Only if the courts rule that banning PACs violates the First Amendment protections for freedom of association and expression would the Senate bills trigger a backup mechanism slicing PAC contributions from $5,000 to $1,000 and limiting the amount of money a candidate can take from PACs.
Although President Bush publicly encourages the ban-the-PACs hypocrisy, only the naive would believe that auto workers, Realtors, insurance agents or environmentalists would retire to the political sidelines if their PACs were abolished. They would simply find other, less accountable ways to play in the game.
The Senate bills contain useful ideas about reducing the expense of campaigns. But as long as there are costs to political communication in a mass society like ours, some of the money will have to come from people who are pushing political agendas of their own. The way to deal with this reality is to channel that money through organizations that are highly visible, i.e. PACs.
Candidates who decline PAC funds are not thereby freed from any obligation to individuals with economic or ideological interests. Studies of their contributors' lists turn up thousands of contributors and millions of dollars linked to interests. But the cumbersome research denies this information to voters before Election Day.
Eliminating PACs might or might not reduce the incumbents' edge in collecting interest-group money. They would still have easier access to contributors than most challengers.

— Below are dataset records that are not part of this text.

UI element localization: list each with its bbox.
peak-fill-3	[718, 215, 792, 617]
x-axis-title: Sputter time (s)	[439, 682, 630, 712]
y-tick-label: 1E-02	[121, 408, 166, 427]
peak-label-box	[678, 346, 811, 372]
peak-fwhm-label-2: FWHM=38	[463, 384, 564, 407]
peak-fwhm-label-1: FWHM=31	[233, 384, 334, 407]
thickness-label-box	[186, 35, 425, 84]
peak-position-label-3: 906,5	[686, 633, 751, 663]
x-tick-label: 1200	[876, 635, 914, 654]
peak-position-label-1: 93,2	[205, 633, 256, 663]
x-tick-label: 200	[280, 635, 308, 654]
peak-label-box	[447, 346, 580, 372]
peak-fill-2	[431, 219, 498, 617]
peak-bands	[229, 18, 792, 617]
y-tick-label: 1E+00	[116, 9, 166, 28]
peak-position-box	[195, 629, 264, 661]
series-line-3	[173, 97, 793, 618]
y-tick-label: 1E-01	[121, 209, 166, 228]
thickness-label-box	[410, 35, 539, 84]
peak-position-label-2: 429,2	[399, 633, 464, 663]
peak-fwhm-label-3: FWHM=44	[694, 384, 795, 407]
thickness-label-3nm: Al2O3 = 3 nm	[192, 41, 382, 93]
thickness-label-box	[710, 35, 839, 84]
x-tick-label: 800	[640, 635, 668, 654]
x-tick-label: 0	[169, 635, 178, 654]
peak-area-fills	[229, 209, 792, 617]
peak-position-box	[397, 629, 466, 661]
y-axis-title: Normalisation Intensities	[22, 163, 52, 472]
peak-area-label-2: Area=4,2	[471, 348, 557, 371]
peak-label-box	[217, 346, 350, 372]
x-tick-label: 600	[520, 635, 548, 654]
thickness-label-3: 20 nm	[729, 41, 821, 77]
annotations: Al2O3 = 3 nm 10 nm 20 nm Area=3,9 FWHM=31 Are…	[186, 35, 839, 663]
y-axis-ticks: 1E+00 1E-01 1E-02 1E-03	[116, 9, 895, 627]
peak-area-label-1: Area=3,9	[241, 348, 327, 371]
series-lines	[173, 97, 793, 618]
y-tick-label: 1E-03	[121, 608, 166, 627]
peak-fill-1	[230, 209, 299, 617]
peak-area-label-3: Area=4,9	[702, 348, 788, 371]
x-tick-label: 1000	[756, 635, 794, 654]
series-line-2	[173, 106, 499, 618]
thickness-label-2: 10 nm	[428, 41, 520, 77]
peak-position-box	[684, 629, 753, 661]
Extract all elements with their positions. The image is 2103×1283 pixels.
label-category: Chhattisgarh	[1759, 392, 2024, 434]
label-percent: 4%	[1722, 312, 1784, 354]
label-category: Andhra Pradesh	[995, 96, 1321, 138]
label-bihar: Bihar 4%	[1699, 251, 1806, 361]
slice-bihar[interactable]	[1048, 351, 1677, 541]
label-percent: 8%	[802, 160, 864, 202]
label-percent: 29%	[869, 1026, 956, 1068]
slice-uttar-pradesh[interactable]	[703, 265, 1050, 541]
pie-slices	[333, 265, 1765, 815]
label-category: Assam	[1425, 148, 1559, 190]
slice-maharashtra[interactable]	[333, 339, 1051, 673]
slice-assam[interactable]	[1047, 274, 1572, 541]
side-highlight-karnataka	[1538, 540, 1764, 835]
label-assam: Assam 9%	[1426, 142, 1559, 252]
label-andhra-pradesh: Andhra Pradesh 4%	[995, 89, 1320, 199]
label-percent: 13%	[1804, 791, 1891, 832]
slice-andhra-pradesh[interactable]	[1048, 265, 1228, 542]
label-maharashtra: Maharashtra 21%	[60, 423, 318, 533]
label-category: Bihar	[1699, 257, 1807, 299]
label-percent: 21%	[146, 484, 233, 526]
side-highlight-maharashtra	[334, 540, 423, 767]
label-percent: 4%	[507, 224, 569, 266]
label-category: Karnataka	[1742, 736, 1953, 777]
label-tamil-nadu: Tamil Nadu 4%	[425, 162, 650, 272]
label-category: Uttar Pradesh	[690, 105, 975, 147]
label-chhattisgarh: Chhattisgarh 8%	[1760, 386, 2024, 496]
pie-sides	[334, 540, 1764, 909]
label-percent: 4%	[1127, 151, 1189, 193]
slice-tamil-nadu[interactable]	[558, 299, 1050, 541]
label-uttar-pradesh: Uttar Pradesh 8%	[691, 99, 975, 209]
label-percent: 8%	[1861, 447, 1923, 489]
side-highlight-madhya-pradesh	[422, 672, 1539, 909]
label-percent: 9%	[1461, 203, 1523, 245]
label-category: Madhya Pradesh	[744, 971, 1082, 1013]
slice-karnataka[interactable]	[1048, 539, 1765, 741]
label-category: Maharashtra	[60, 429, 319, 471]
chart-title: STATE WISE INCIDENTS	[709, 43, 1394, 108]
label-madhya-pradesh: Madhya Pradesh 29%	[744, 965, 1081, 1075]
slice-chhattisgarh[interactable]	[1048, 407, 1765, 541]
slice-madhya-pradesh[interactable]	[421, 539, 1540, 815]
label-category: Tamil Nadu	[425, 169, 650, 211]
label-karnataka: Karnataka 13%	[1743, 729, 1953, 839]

The surest way to get more resources to under-financed challengers is to increase the limits on what the two parties can give to those candidates - something that only the Republicans are proposing in the Senate. The political parties are the only organizations that have a built-in interest in unseating the other side's incumbents. In a political game that is ruthlessly stacked in the incumbents' favor, real reform lies in empowering the parties - not pretending to abolish PACs.